OpenID should have been the next best thing on the internet. With the internet usage growing by the day, the "one password to rule them all" idea would seem the obvious choice, as nowadays people are easily finding their way to social websites (Facebook, Netlog, ...), blogs (Wordpress, Blogger, ...) and multimedia based websites - with YouTube being the most popular one.
Adding content to "the internet" has never been easier, but for each service, one would have to remember the login name and password for it. Each website has its own restrictions with it:
- username or e-mail based login
- password restrictions: minimum/maximum characters, caps, ...
After a while, it becomes impossible to memorize all those logins. This is where OpenID comes in: It is used to identify yourself, no matter which site you frequent. In short, this is what happens
- Visit an OpenID supported website
- Enter your OpenID, and you will be redirected to the OpenID provider
- Enter your credentials
- The OpenID provider will then redirect you to the original website, telling that you have been successfully authenticated
If you want a more detailed explanation, please visit OpenID Explained, as they did a much better job at explaining the whole OpenID process.

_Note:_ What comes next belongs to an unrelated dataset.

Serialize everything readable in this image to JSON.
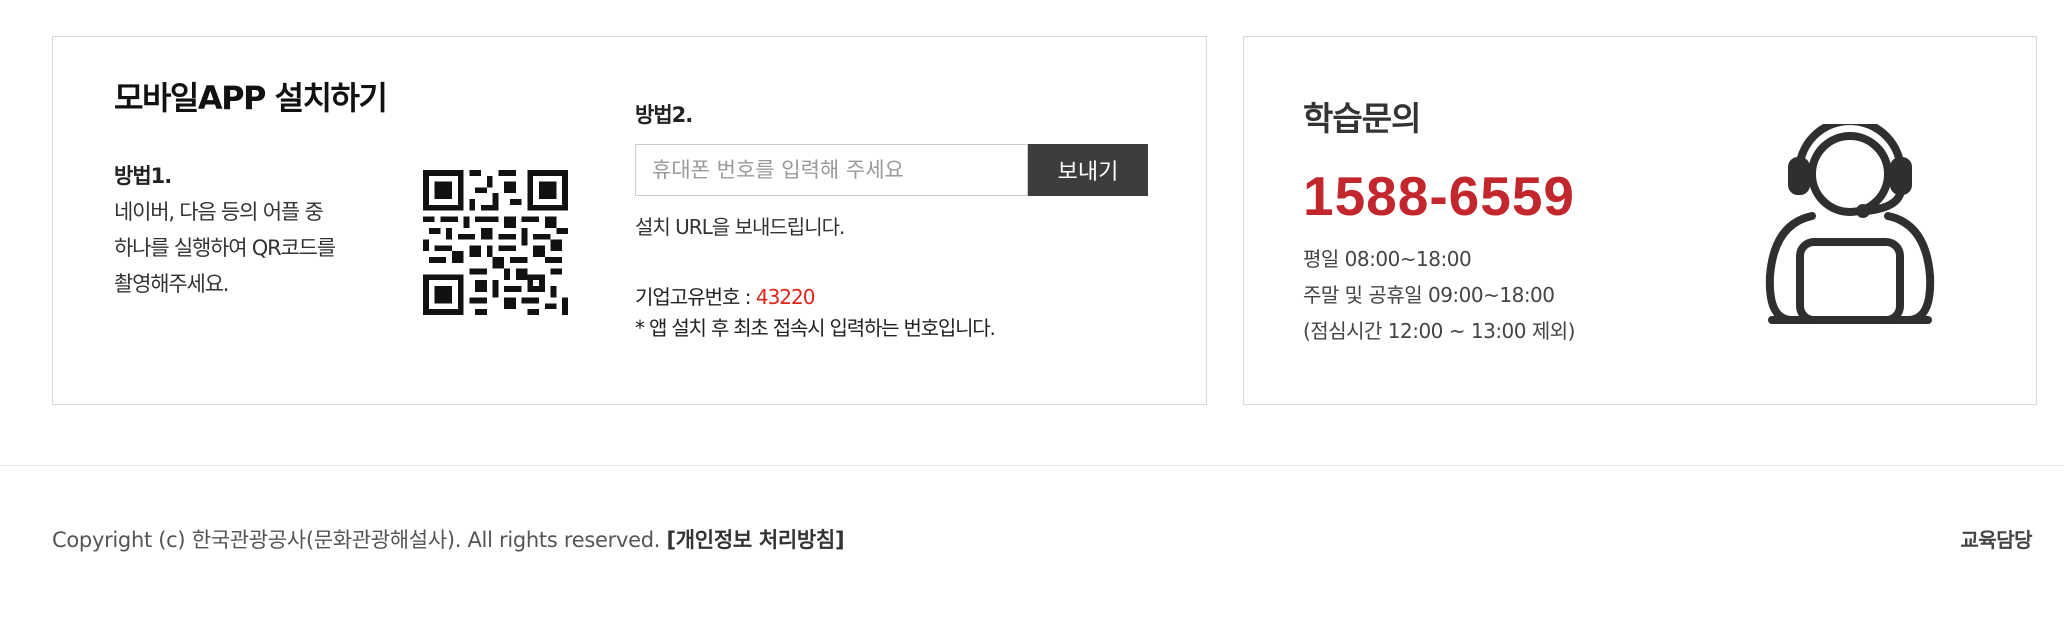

Sadly, it feels to me as if the majority has lost interest in OpenID. Even though it is implemented in some well known websites (Google, Yahoo, Flickr, MySpace, AOL, Blogger, ...), it looks like most people don't even know of its existence. Maybe I'm too pessimistic though, as investigations prove that the use of OpenID is still growing. I really hope those graphs will still be pointing upwards in a few years...
I am already using OpenID for a while on my own website, but there were still some problems. I have recently made the switch to LightOpenID, which has made it a lot easier to implement. If you think implementing OpenID into your website is way over your head, maybe Janrain's Engage will make the job a lot easier.
Also, I was looking for an easy way to start my own OpenID provider. Turns out, this wasn't so easy as I hoped. There are some nice programs, but they mostly lack documentation or don't support multiple OpenID accounts. Until I found "Prairie", which was developed by Barnraiser. Their software just works out of the box, which is really amazing. Sadly, the developers have stopped working on this project about two months ago, while the software is still in alpha. Nevertheless, it is working really smoothly as it is now.
Bottomline, I still support the OpenID initiative, and hope that it will keep on growing. It may not be perfect as it is now, but it still has a lot of potential, and I will be following this project closely.